The rise of microservices has allowed ML systems to grow in complexity but has also introduced new challenges when things inevitably go wrong. Kinnary Jangla explains how Pinterest dockerized the microservices powering its home feed to accelerate development and decrease operational complexity and outlines benefits gained from this change that may be applicable to other microservice-based ML systems. You’ll learn tips and tricks for dockerizing your large-scale legacy production services and how an architectural change like this can change how your ML team works.

Most companies provide isolated development environments for engineers to work within. While a necessity once a team reaches even a small size, this same organizational choice introduces potentially frustrating dependencies when those individual environments inevitably drift. Pinterest’s project was initially motivated by challenges arising from the difficulty of testing individual changes in a reproducible way.
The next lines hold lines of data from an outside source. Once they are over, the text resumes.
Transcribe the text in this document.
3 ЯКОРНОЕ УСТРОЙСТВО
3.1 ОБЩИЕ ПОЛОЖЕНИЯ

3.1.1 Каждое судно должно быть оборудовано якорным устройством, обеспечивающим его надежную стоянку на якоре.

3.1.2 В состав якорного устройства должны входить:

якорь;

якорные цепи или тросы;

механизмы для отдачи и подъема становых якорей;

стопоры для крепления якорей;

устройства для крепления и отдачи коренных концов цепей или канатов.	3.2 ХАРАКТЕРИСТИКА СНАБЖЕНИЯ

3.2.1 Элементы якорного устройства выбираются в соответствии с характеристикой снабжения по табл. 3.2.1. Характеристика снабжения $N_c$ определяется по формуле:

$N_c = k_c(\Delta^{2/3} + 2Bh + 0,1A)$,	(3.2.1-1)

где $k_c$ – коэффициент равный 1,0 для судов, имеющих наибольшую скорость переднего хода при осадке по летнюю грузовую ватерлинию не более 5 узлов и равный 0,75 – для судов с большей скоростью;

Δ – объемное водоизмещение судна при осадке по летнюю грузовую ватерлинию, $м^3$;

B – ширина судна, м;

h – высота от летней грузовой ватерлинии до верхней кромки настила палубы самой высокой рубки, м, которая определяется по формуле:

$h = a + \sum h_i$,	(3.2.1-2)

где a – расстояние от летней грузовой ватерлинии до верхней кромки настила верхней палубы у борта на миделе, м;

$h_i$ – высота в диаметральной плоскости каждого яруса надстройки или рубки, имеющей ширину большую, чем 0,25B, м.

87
Without having standardized environments, predeployment testing often yielded nonrepresentative results, causing downtime and confusion for those responsible for keeping the service up.

The Docker solution that was eventually deployed prepackages all dependencies found in each microservice, allowing developers to quickly set up large portions of the home feed stack and always test on the current team-wide configs. This architecture enables the team to debug latency issues, expand its testing suite to include connecting to simulated databases, and more quickly do development on its Thrift APIs.

Photo of Kinnary Jangla

Kinnary Jangla

Pinterest

Kinnary Jangla is a senior software engineer on the home feed team at Pinterest, where she works on the machine learning infrastructure team as a backend engineer. Kinnary has worked in the industry for 10+ years. Previously, she worked on maps and international growth at Uber and on Bing search at Microsoft. She is the author of two books. Kinnary holds an MS in computer science from the University of Illinois and a BE from the University of Mumbai.